GENEVA -- It may be necessary to use controversial methods like genetically modified mosquitoes to wipe out the insects that are now spreading Zika across the Americas, the World Health Organization said Tuesday.

The virus has been linked to a spike in babies born with abnormally small heads, or microcephaly, in Brazil and French Polynesia. WHO has declared Zika a global emergency even though there is no definitive proof it is causing the birth defects.

Next week, WHO chief Dr. Margaret Chan will travel to Brazil to discuss Zika and microcephaly with the country's health minister and other officials, spokeswoman Fadela Chaib said on Tuesday.

In a statement, WHO said its advisory group has recommended further field trials of genetically modified mosquitoes, following trials in the Cayman Islands to fight dengue, where sterile male mosquitoes were released to mate with wild females.

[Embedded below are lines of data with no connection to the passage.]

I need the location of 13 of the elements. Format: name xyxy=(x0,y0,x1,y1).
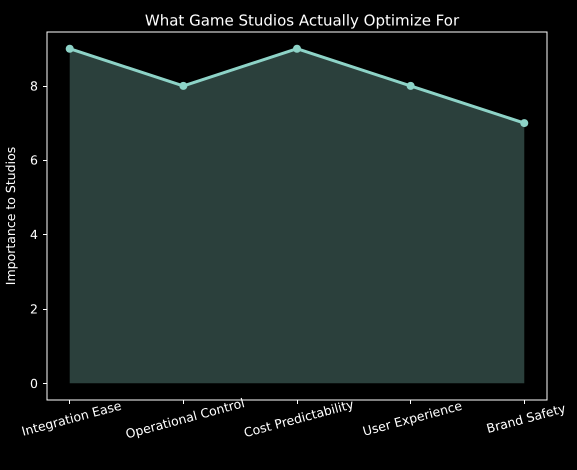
y-tick-label: 2 xyxy=(30,301,38,316)
x-tick-label: Brand Safety xyxy=(484,400,568,436)
y-tick-label: 8 xyxy=(30,78,38,94)
y-tick-label: 4 xyxy=(30,227,38,242)
point xyxy=(179,82,188,90)
y-axis-title: Importance to Studios xyxy=(3,146,18,286)
y-tick-label: 0 xyxy=(30,376,38,391)
point xyxy=(293,44,301,53)
point xyxy=(66,44,74,53)
y-tick-label: 6 xyxy=(30,152,38,168)
point xyxy=(406,82,415,90)
point xyxy=(520,119,528,128)
chart-title: What Game Studios Actually Optimize For xyxy=(144,12,460,30)
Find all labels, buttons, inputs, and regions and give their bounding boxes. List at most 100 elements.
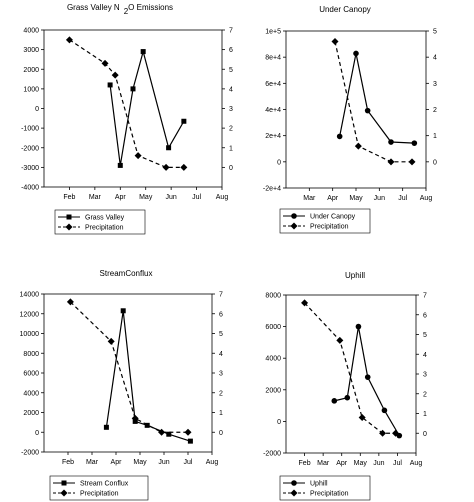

"Given the magnitude of the Zika crisis, WHO encourages affected countries...to boost the use of both old and new approaches to mosquito control as the most immediate line of defense," the agency said in a statement.

Mosquitoes: "The most murderous animal on earth"

WHO said previous experiments in releasing sterile insects had been used by other U.N. agencies to control agricultural pests. The agency described the Aedes aegypti mosquitoes that spread Zika - as well as other diseases including dengue and yellow fever - as an "aggressive" mosquito that uses "sneak attacks" to bite people, noting that the mosquito has shown "a remarkable ability to adapt."

A British biotech company called Oxitec has been the focus of attention for its development of genetically modified, sterile male mosquitoes to mate with virus-carrying females, a process that the company says in multiple trials has cut the population of the disease-carrying Aedes aegypti mosquito by 90 percent within six months.

In addition to testing the approach in Brazil, the company has also been working with officials in Key West, Florida, for several years and is seeking FDA approval to test genetically modified mosquitoes in a small area there. The Florida Keys have experienced past outbreaks of dengue and is believed to be susceptible to chikungunya, other viruses spread by the same mosquitoes as Zika.

Environmentalists have previously criticized the genetically modified approach, saying it's impossible to know the long-term effects of wiping out an entire insect population.

Some experts agreed it might be worth using genetically modified mosquitoes given the speed of Zika's spread but were unsure of the eventual consequences.

"The way this is done wouldn't leave lots of mutant mosquitoes in the countryside," said Jimmy Whitworth, an infectious diseases expert at the London School of Hygiene and Tropical Medicine. He said the Zika mosquitoes are an imported species that were accidentally brought to the Americas hundreds of years ago and was optimistic their eradication wouldn't damage the environment.

However, he said such a move would be unprecedented and it would be impossible to know what the impact might be before the insects are released.

"You would hope that the ecology would just return to how it was before this mosquito arrived," he said. "But there's no way of knowing that for sure."